Clark County Sheriff Joe Lombardo said he will advocate for more resources for the mentally ill if he’s re-elected to a second term.
“The answer to everybody’s problem is to dial 911,” Lombardo said in a phone interview last week after filing for office. He said he wants his officers to have more tools at their disposal to better handle people suffering a mental health crisis.
Lombardo said many inmates in the Clark County Detention Center require help that’s not available in the county jail.
“That’s not the proper way to deal with those issues,” Lombardo said.
He said he supports increased funding for mental health facilities outside the department along with increased bed space to accommodate those in need of institutional help.
“It’s a quality-of-life issue,” Lombardo said. “We’d like to get them the resources.”
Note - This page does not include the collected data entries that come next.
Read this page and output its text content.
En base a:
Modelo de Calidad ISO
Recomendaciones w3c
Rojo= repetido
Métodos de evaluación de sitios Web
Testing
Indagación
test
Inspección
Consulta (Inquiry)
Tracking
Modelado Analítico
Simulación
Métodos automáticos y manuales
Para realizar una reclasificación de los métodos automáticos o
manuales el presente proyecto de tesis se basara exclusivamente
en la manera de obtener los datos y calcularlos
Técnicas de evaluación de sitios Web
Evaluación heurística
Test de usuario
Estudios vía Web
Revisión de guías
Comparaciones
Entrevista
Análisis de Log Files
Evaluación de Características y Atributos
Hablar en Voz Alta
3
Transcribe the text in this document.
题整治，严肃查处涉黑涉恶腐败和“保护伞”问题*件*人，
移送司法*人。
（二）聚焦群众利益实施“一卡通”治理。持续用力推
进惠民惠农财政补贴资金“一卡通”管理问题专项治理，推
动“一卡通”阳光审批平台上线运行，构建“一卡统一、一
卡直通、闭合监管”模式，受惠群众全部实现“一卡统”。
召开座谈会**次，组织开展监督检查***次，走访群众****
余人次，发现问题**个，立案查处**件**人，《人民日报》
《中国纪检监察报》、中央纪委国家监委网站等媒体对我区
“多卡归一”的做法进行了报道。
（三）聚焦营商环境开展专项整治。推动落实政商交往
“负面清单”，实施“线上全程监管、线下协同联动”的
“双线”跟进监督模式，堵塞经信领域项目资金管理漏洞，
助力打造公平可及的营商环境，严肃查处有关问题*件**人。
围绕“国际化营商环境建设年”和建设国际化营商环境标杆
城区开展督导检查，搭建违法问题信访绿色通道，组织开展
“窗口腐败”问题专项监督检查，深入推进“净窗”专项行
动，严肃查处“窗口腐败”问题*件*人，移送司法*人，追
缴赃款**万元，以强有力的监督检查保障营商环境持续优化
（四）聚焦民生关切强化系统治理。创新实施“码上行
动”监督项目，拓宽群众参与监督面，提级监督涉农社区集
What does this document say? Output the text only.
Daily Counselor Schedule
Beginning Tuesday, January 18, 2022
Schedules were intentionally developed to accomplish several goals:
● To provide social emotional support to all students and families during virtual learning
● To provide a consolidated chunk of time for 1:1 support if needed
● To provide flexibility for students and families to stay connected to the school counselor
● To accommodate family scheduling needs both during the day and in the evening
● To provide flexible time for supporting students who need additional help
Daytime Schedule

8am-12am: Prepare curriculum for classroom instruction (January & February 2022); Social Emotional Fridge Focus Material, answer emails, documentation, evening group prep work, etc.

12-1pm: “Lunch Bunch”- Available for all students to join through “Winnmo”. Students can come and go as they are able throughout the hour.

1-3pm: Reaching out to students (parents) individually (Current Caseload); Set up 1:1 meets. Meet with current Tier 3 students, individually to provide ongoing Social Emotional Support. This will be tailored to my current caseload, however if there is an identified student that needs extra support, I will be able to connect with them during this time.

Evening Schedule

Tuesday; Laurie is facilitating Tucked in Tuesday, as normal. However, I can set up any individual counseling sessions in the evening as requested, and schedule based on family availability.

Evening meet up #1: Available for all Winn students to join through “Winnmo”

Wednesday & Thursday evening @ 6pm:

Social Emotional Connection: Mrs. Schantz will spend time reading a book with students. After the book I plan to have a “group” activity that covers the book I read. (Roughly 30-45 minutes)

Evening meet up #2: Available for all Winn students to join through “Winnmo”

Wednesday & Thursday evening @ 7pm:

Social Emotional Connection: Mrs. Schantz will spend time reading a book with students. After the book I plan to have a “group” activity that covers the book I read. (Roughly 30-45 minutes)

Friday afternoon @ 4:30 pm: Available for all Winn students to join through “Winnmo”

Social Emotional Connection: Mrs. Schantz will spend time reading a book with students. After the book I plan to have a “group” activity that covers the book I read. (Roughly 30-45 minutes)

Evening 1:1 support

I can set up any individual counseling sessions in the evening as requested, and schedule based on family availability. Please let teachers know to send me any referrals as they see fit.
Specifically, he said it’s frustrating for police to place people on a Legal 2000 hold, a 72-hour medical hold reserved for people who are unable to care for themselves or who threaten to hurt themselves or others.
“We take them to the hospital and a short time later they’re back on the streets because of the lack of facilities,” Lombardo said.
The Las Vegas Review-Journal reported Sunday that those placed on such holds are often released early and fall into a cycle in which they are put back on the streets, then put back on a legal hold and returned to a hospital.
The sheriff said that if he’s re-elected, he would like the ability to hire additional officers to increase proactive, community policing.
He touted a reduction in crime rates and the department’s success in connecting ballistics evidence to solve series of crimes, rather than trying to solve individual cases.
The total number of reported violent crimes dropped about 1 percent in 2017 from 2016, according to Metropolitan Police Department numbers.
Lombardo was a Las Vegas police officer for about 30 years and previously ran Metro’s homeland security, search-and-rescue and patrol divisions. He was elected sheriff in 2014.
His opponents this year are former North Las Vegas officer Tim Bedwell, former Metro detective Gordon Martines and Clark County School District police union president Matt Caldwell, who filed to run Monday.